Well, that’s all it took for the ice in my chest to hit my blood stream and circulate my entire body in that moment. I don’t know why. I have always been a Christian. I’ve always believed in God and Angels and even that people have encounters with them. Just a couple hours before our family walked next door to the home of my parents-in-law James came running from his room where he had been playing quietly. He had his “My first Bible” he received for Easter that very year and was looking at it. He had it open to the first page but, mind you, he couldn’t read yet.  It was the very beginning, Genesis; and there was a picture of the Earth in space with clouds, stars and a moon. James exclaimed excitedly, showing me the picture, “Mu-yer, Mu-yer (Mother), Look!” His tone turned more inquisitive and he asked me, “God made the Earth?”

I said, “He sure did!”

So he asked further, “And he made the moon and the stars?”

“He sure did Buddy! And guess what? He made YOU too!”

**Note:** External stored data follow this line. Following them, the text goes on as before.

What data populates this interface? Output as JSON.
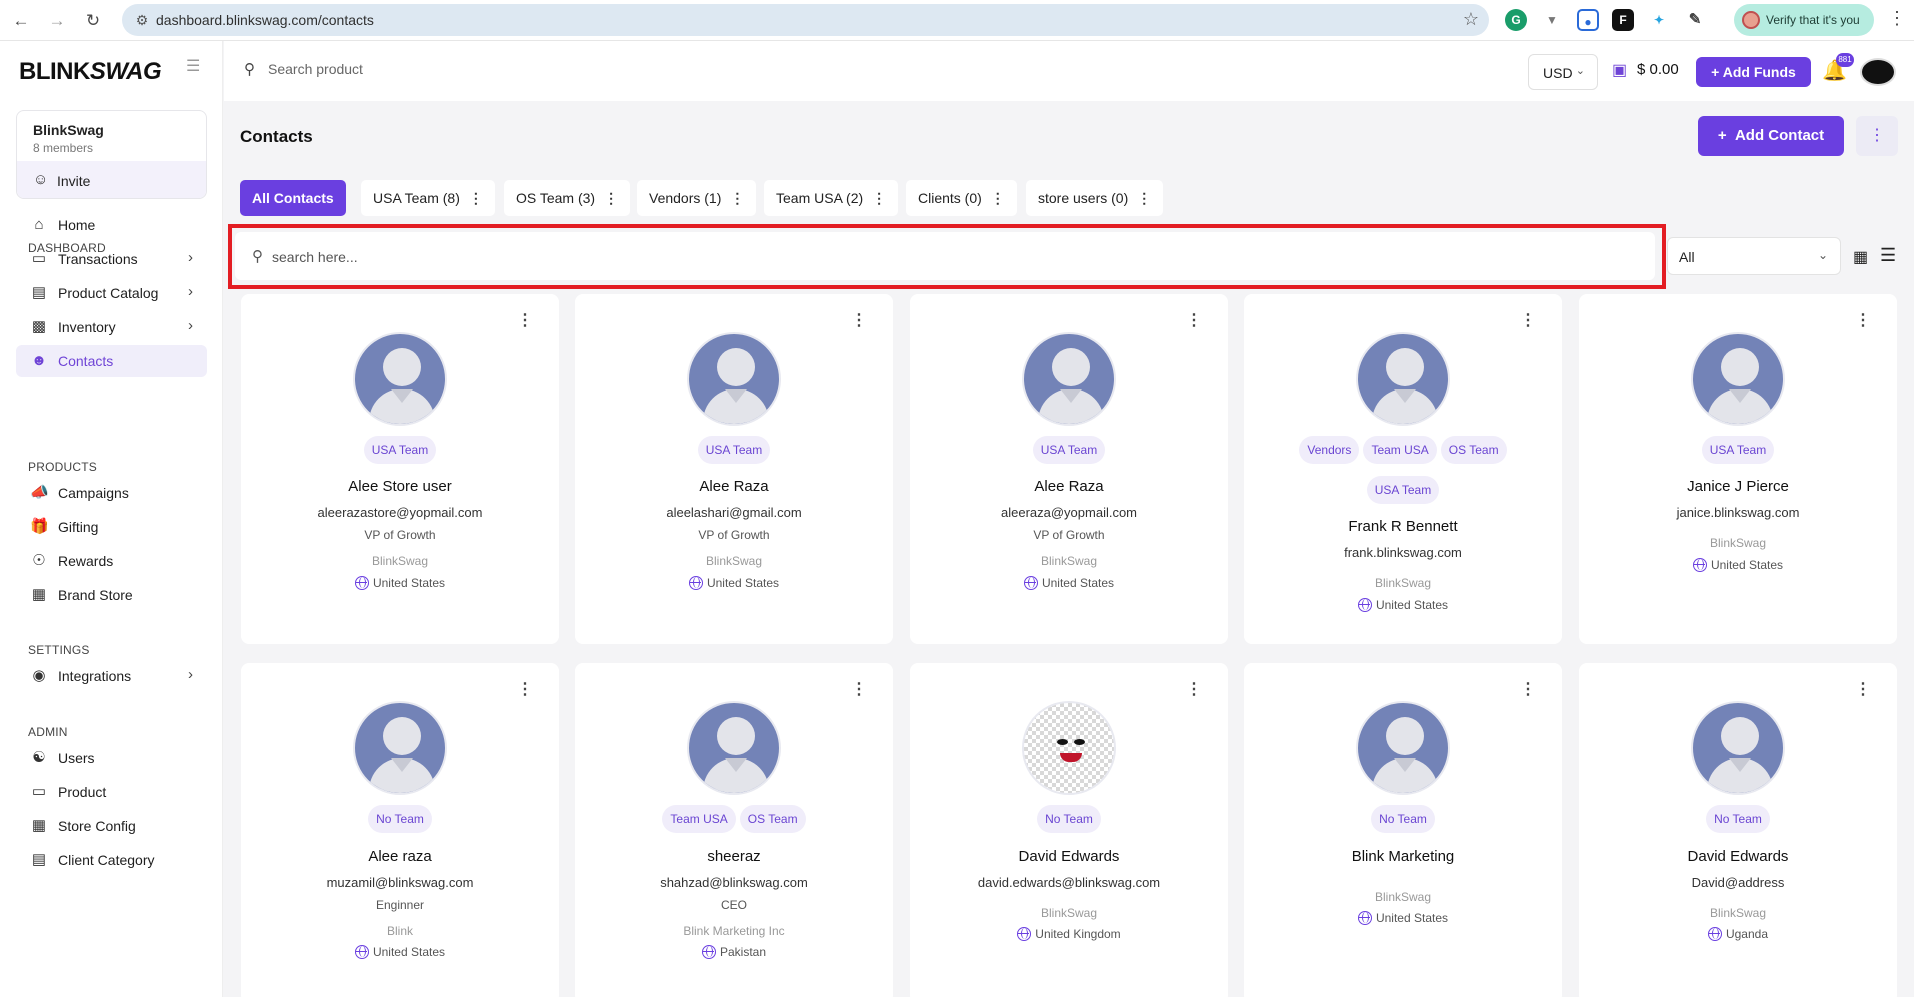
{
  "browser": {
    "url": "dashboard.blinkswag.com/contacts",
    "verify_label": "Verify that it's you"
  },
  "sidebar": {
    "logo_left": "BLINK",
    "logo_right": "SWAG",
    "org_name": "BlinkSwag",
    "org_members": "8 members",
    "invite_label": "Invite",
    "sections": {
      "dashboard": "DASHBOARD",
      "products": "PRODUCTS",
      "settings": "SETTINGS",
      "admin": "ADMIN"
    },
    "items": {
      "home": "Home",
      "transactions": "Transactions",
      "product_catalog": "Product Catalog",
      "inventory": "Inventory",
      "contacts": "Contacts",
      "campaigns": "Campaigns",
      "gifting": "Gifting",
      "rewards": "Rewards",
      "brand_store": "Brand Store",
      "integrations": "Integrations",
      "users": "Users",
      "product": "Product",
      "store_config": "Store Config",
      "client_category": "Client Category"
    }
  },
  "topbar": {
    "search_placeholder": "Search product",
    "currency": "USD",
    "balance": "$ 0.00",
    "add_funds": "Add Funds",
    "notification_count": "881"
  },
  "page": {
    "title": "Contacts",
    "add_contact": "Add Contact"
  },
  "tabs": [
    {
      "label": "All Contacts"
    },
    {
      "label": "USA Team (8)"
    },
    {
      "label": "OS Team (3)"
    },
    {
      "label": "Vendors (1)"
    },
    {
      "label": "Team USA (2)"
    },
    {
      "label": "Clients (0)"
    },
    {
      "label": "store users (0)"
    }
  ],
  "filter": {
    "search_placeholder": "search here...",
    "select_value": "All"
  },
  "contacts": [
    {
      "tags": [
        "USA Team"
      ],
      "name": "Alee Store user",
      "email": "aleerazastore@yopmail.com",
      "title": "VP of Growth",
      "company": "BlinkSwag",
      "country": "United States"
    },
    {
      "tags": [
        "USA Team"
      ],
      "name": "Alee Raza",
      "email": "aleelashari@gmail.com",
      "title": "VP of Growth",
      "company": "BlinkSwag",
      "country": "United States"
    },
    {
      "tags": [
        "USA Team"
      ],
      "name": "Alee Raza",
      "email": "aleeraza@yopmail.com",
      "title": "VP of Growth",
      "company": "BlinkSwag",
      "country": "United States"
    },
    {
      "tags": [
        "Vendors",
        "Team USA",
        "OS Team"
      ],
      "tags2": [
        "USA Team"
      ],
      "name": "Frank R Bennett",
      "email": "frank.blinkswag.com",
      "company": "BlinkSwag",
      "country": "United States"
    },
    {
      "tags": [
        "USA Team"
      ],
      "name": "Janice J Pierce",
      "email": "janice.blinkswag.com",
      "company": "BlinkSwag",
      "country": "United States"
    },
    {
      "tags": [
        "No Team"
      ],
      "name": "Alee raza",
      "email": "muzamil@blinkswag.com",
      "title": "Enginner",
      "company": "Blink",
      "country": "United States"
    },
    {
      "tags": [
        "Team USA",
        "OS Team"
      ],
      "name": "sheeraz",
      "email": "shahzad@blinkswag.com",
      "title": "CEO",
      "company": "Blink Marketing Inc",
      "country": "Pakistan"
    },
    {
      "tags": [
        "No Team"
      ],
      "name": "David Edwards",
      "email": "david.edwards@blinkswag.com",
      "company": "BlinkSwag",
      "country": "United Kingdom"
    },
    {
      "tags": [
        "No Team"
      ],
      "name": "Blink Marketing",
      "company": "BlinkSwag",
      "country": "United States"
    },
    {
      "tags": [
        "No Team"
      ],
      "name": "David Edwards",
      "email": "David@address",
      "company": "BlinkSwag",
      "country": "Uganda"
    }
  ],
  "colors": {
    "accent": "#6a3fe0",
    "highlight": "#e31d23",
    "tag_bg": "#f0edfa",
    "avatar_bg": "#7383b7"
  }
}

“HE DID?!” James asked with curious elation before running back to his room, I presume to read more. I praise God for these and so many other special moments with James. These two moments help me when the waves of grief come crashing down, seeking to drown me too.

I just can’t bring myself to enjoy this Independence Day holiday anymore. I’m glad my ancestors fought and died to liberate this wonderful country from England so many years ago and I’m still proud of them and grateful for their sacrifice. This used to be my favorite time of summer; My Christmas in July so to speak. Now it’s just the day that James gained his Independence from me.  I’ve been surprised by this under lying anger I feel at the rest of the world for enjoying the holiday but I’m consciously releasing it. I know I am supposed to be conscious of the blessings that come from every bad situation; every silver lining in the dark cloud.  I guess it just doesn’t happen often that something so obviously from God is hand delivered to us.  These moments, while shocking, are the very anchors that keep me grounded. I wonder what more I would’ve learned if only I had asked more questions. I wish with everything in me that I had.